21 Oct 2022 - Stephan
Post-Hardcore | Hassle Records, Sargent House | Release date: 21 Oct 2022 | Favorite song: Desert Rain
We all sometimes miss checking important boxes. And now with Roadburn immediately approaching one of those boxes obviously is talking about the thing everybody has already been talking about for months. If there is one album that felt like it brought all factions together in 2022, and which appears in a wide variety of end-of-year lists not only in the Metal and Hardcore milieu, then it must be Unison Life by the Belgian Post Hardcore trio Brutus.
And what is it that makes this band so irresistible? Basically I could copy word for word what I’ve once said not even about the direct predecessor, but about their debut album Burst: Is it Hardcore? Indie? Post Rock? Shoegaze on adrenaline? Who cares? In any case Stefanie Manaerts puts her stamp on the group with her unbridled drum drive as well as with her vocals, which are very in-your-face and Punk, yet also hover winged and high above everything else.
Brutus’ musical formula hasn’t changed, and should that ever be necessary, we’re certainly still a few releases away from that. Because at the moment the band only needs to do what they are very good at – and like here just do it a couple of gears better than on the previous album.
Without wanting to belittle the undoubtedly essential part of the aggressively grooving bass and excellent guitar riffs and leads; the secret weapon of course remains the singer/drummer, whose playing and voice form a unit charged with raw emotional energy in such a way that one has the impression that at all times the entire sound of Brutus is a direct manifestation of her anger, fear, desperation, longing and euphoria.
And if that approach is fraught with its own pitfalls and clichés, then Brutus avoid those entirely. This band simply sparkles with an unembellished authenticity that the popular guitar music sector (and the productions from this era) unfortunately often lack.
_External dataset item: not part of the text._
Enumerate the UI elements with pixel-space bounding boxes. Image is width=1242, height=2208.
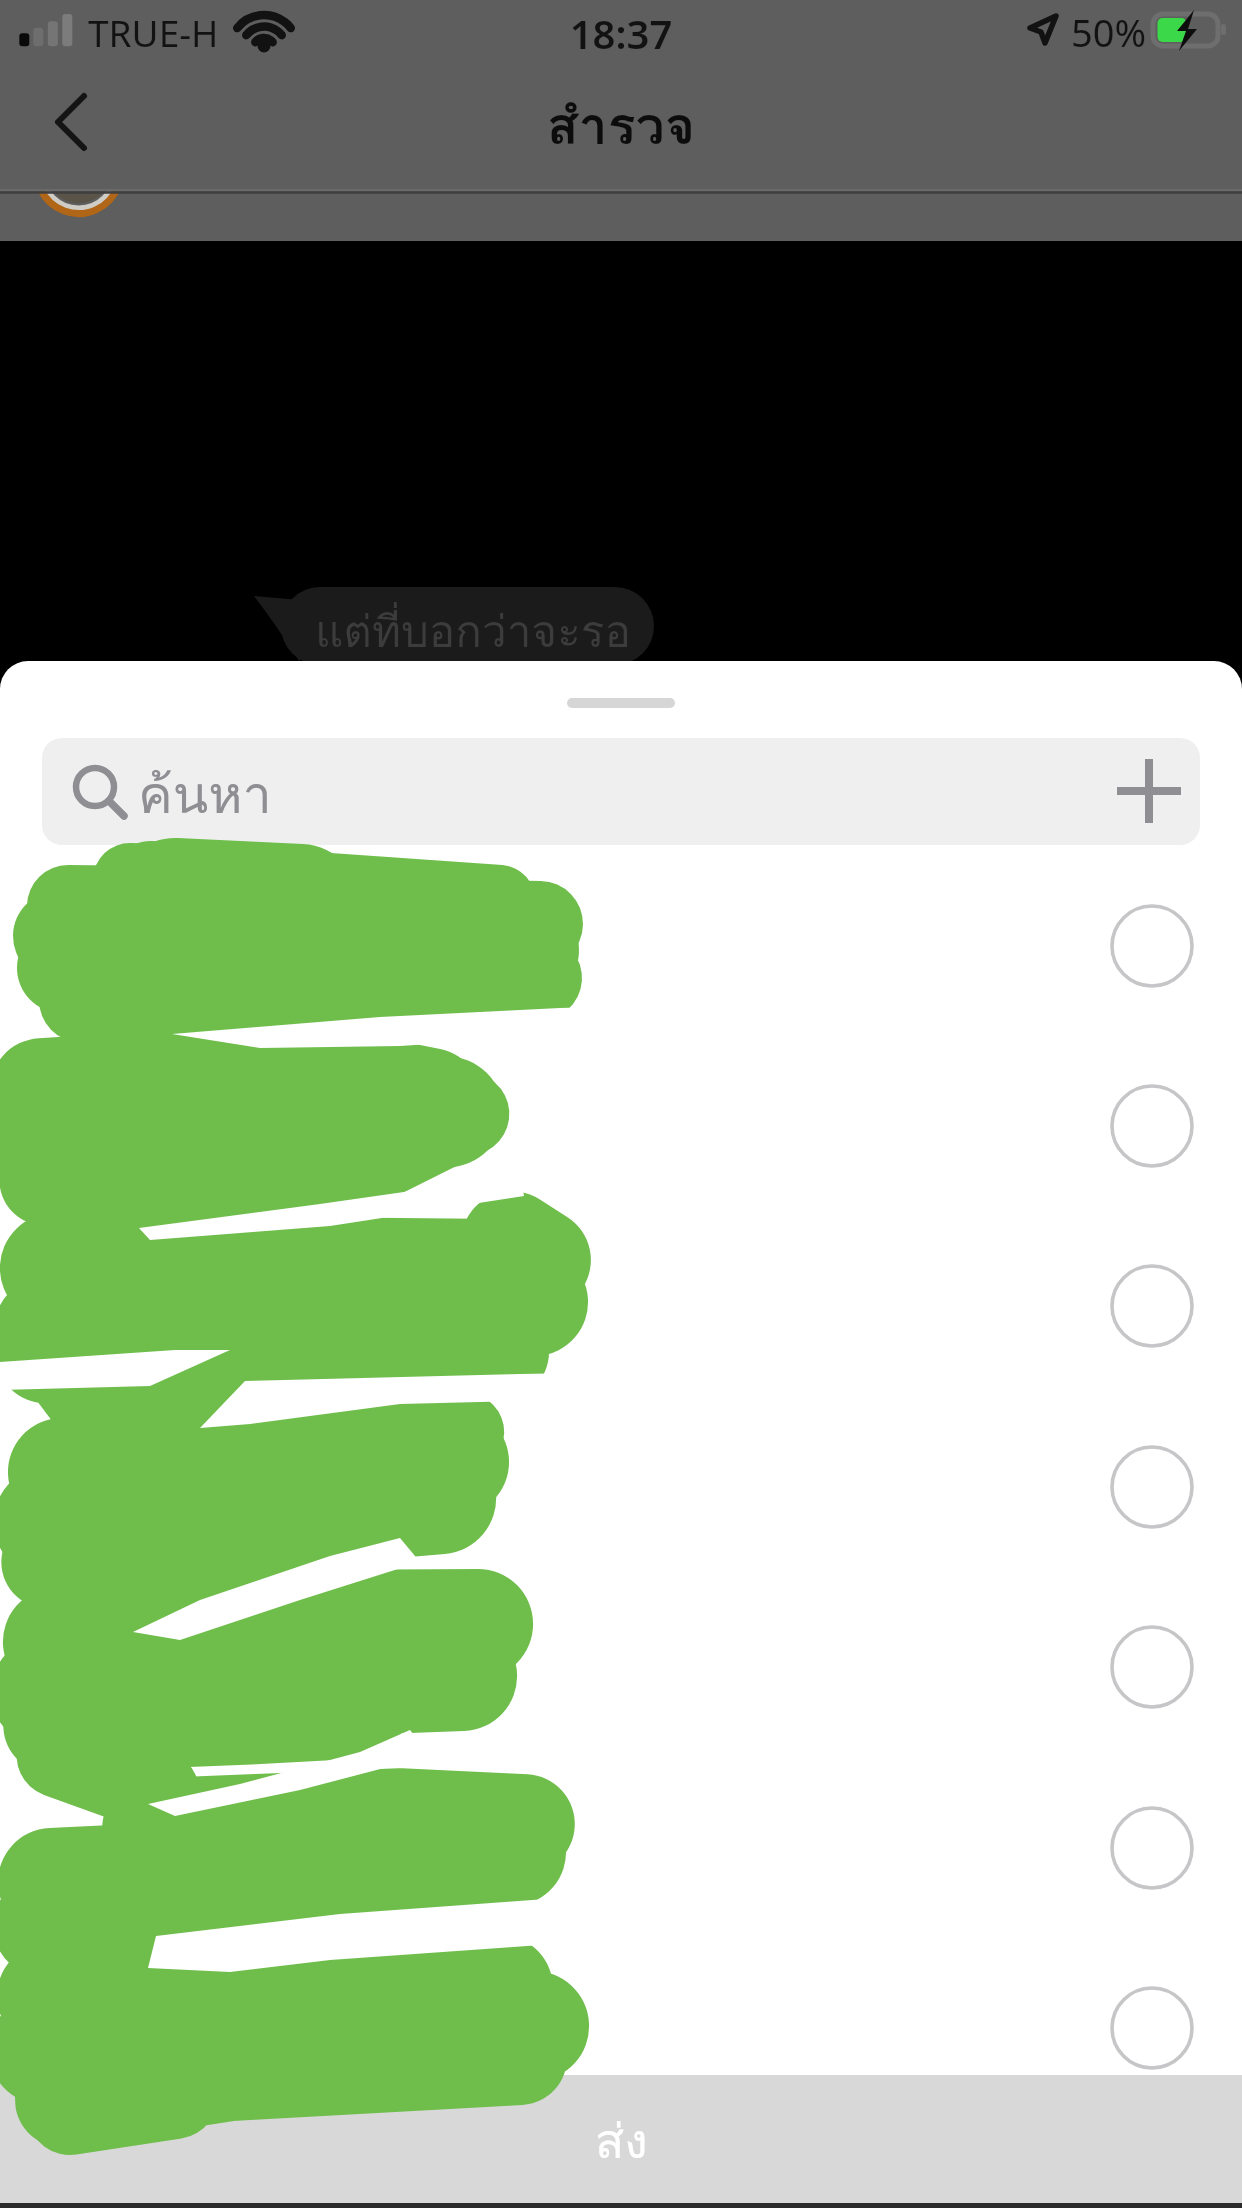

Emotional and powerful, original but super accessible. So no, I can’t think of any argument why we shouldn’t all add this work to our music collections. The fact that the handwriting seen in the booklet of the vinyl version is a badly illegible claw doesn’t count!
And if you’re getting your first taste of Unison Life from the official music videos: Yes, they’re all good. But impressively Brutus don’t need to shoot up the most outstanding highlights for their promotion. No, even on the album itself many of those can wait until the downright perversely great B-side. I mean, listen to tracks like “Chainlife”, “Dreamlife” or “Desert Rain” and tell me, I’m slobbering nonsense! Well then? You see, I said it.